Valentina contou de uma experiência vivida na última caritativa com os universitários (CLU), quando eles cuidam das crianças durante a missa, e duas das crianças não quiseram aderir a proposta feita, mas que isso não a determinou. “Isso me fez pensar a minha relação com Cristo: que mesmo quando eu não estou nem aí para Ele, continua me amando. A caritativa tem sido para aprender isso: amar gratuitamente, como Cristo me ama. A caritativa é um momento em que me descubro amada, e, cuidando, me percebo cuidada”.

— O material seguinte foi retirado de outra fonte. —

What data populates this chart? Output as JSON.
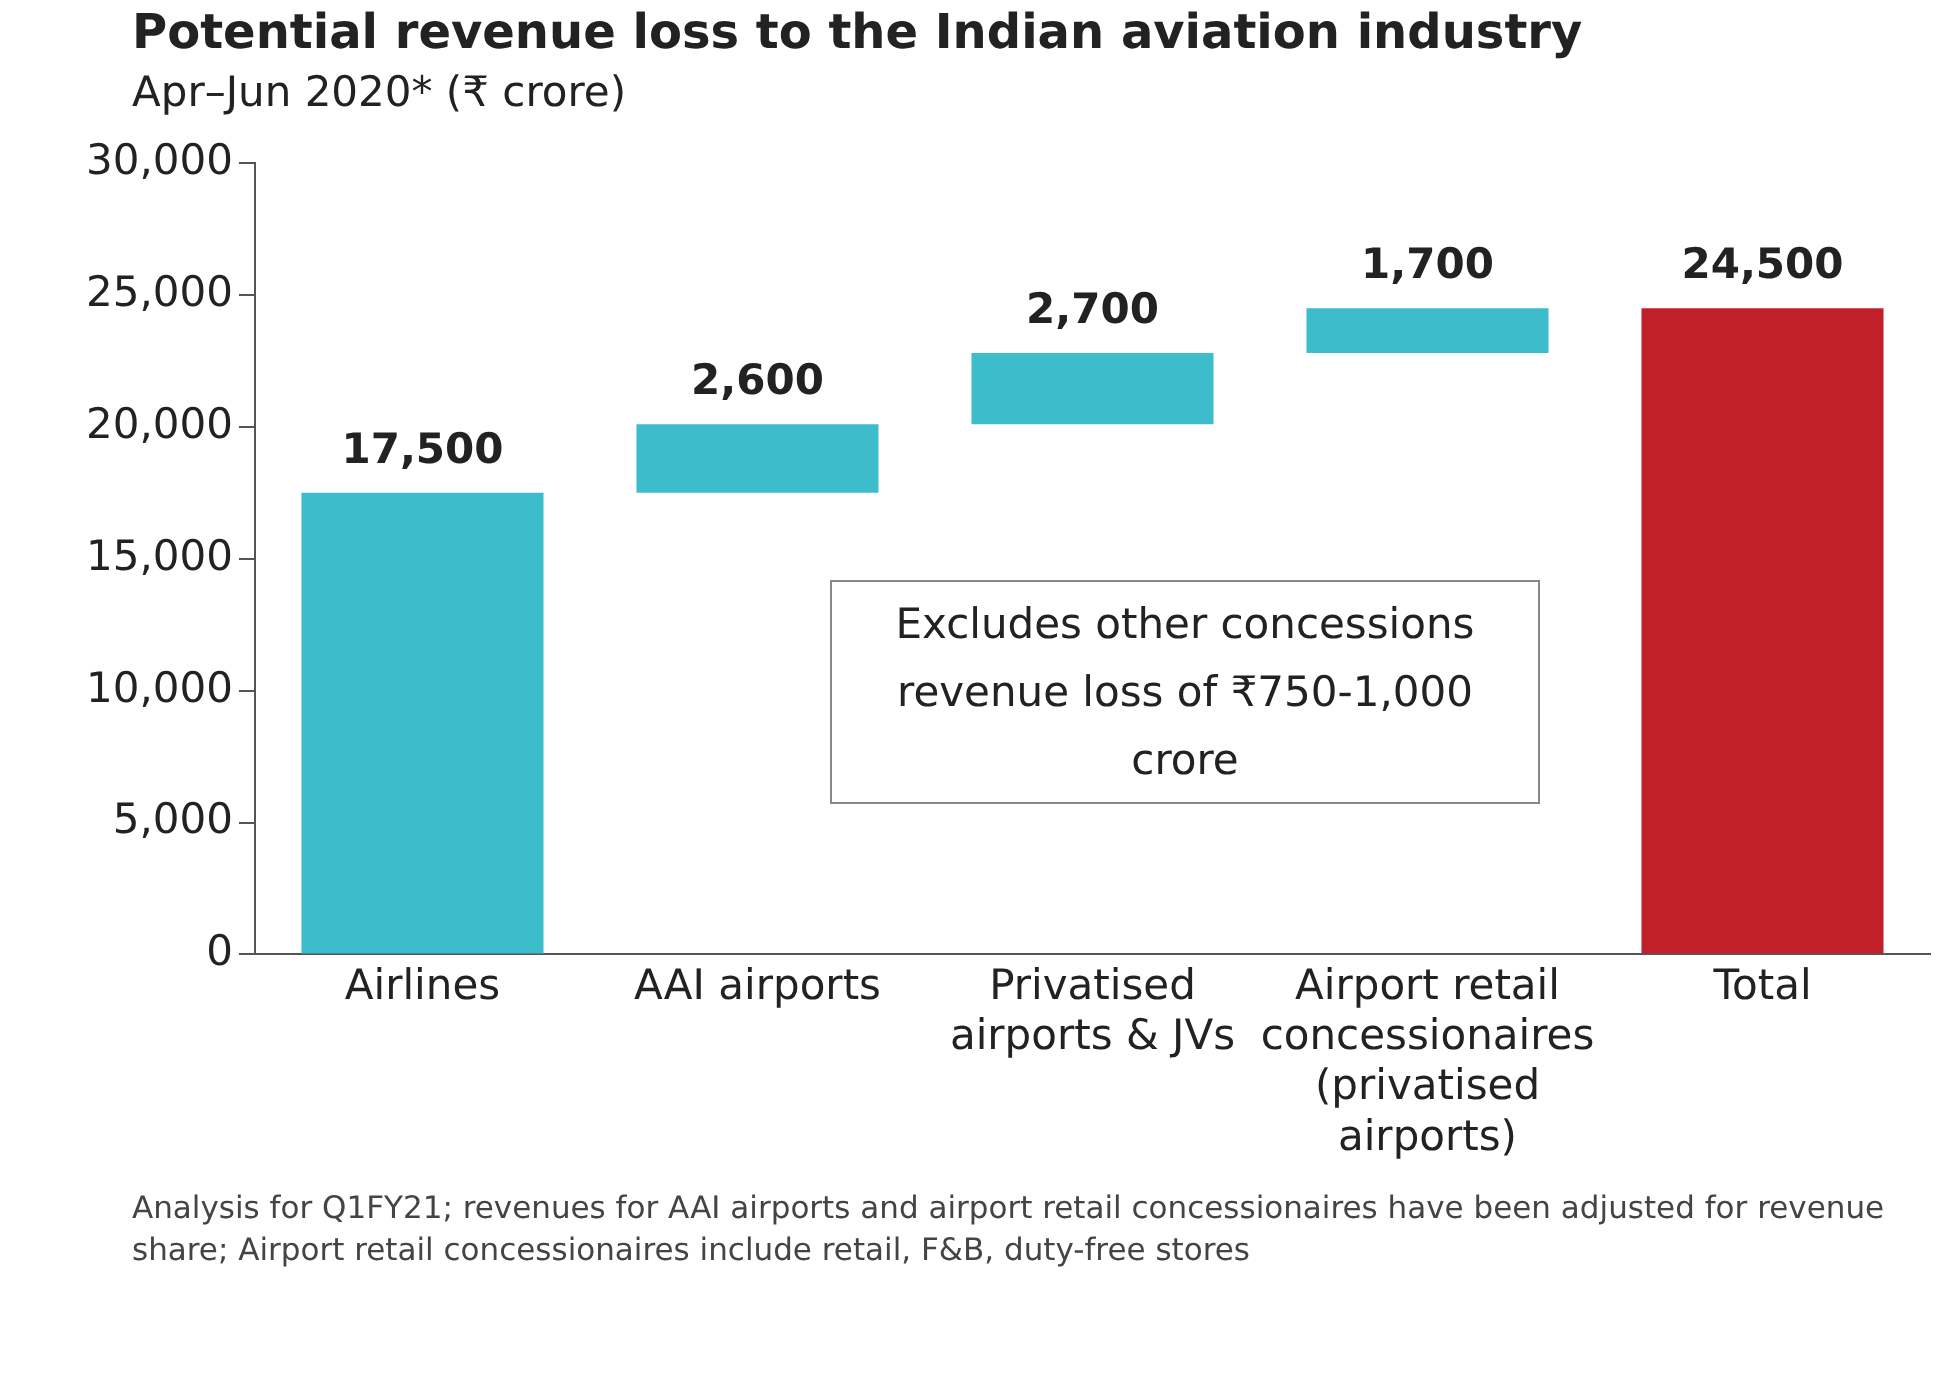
{
  "chart_data": {
    "type": "bar",
    "title": "Potential revenue loss to the Indian aviation industry",
    "subtitle": "Apr–Jun 2020* (₹ crore)",
    "categories": [
      "Airlines",
      "AAI airports",
      "Privatised airports & JVs",
      "Airport retail concessionaires (privatised airports)",
      "Total"
    ],
    "values": [
      17500,
      2600,
      2700,
      1700,
      24500
    ],
    "base": [
      0,
      17500,
      20100,
      22800,
      0
    ],
    "colors": [
      "#3dbccb",
      "#3dbccb",
      "#3dbccb",
      "#3dbccb",
      "#c0202a"
    ],
    "ylim": [
      0,
      30000
    ],
    "yticks": [
      {
        "value": 0,
        "label": "0"
      },
      {
        "value": 5000,
        "label": "5,000"
      },
      {
        "value": 10000,
        "label": "10,000"
      },
      {
        "value": 15000,
        "label": "15,000"
      },
      {
        "value": 20000,
        "label": "20,000"
      },
      {
        "value": 25000,
        "label": "25,000"
      },
      {
        "value": 30000,
        "label": "30,000"
      }
    ],
    "value_labels": [
      "17,500",
      "2,600",
      "2,700",
      "1,700",
      "24,500"
    ],
    "grid": false,
    "legend": false,
    "annotations": [
      "Excludes other concessions revenue loss of ₹750-1,000 crore",
      "Analysis for Q1FY21; revenues for AAI airports and airport retail concessionaires have been adjusted for revenue share; Airport retail concessionaires include retail, F&B, duty-free stores"
    ]
  }
}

Rafael, por fim contou que ficou muitos anos sem fazer caritativa, mas depois de ter retomado nesse ano a experiência em São Bernardo, percebeu que é um gesto que lhe permite se tornar mais íntimo do Mistério, mais amigo de Cristo por isso a caritativa tem sido um presente. “Faço caritativa porque sou amado, e por sentir esse transbordamento de amor, quero passar adiante.” Citando a encíclica Deus caritas est, de Bento XVI, Rafael destacou a expressão usada pelo pontífice para sublinhar a importância social do amor, que é a “dedicação pessoal amorosa”. “Eu carrego essa expressão no canto dos olhos sempre, porque é justamente no relacionamento com outra pessoa na caritativa – que tem os mesmos desejos que eu, de amar e ser amado, que tem suas exigências, que podem ser diferentes das minhas muitas vezes, mas nós dois somos necessitados –, que eu percebo que da mesma maneira que eu fui amado por alguém, Deus pode se manifestar nesse relacionamento”. E é essa dedicação pessoal amorosa que pode salvar o mundo, porque permite uma fresta para o Mistério entrar. E isso vai mudando a mentalidade, aos poucos, devagar. “Mas um milímetro já é muito”, completou.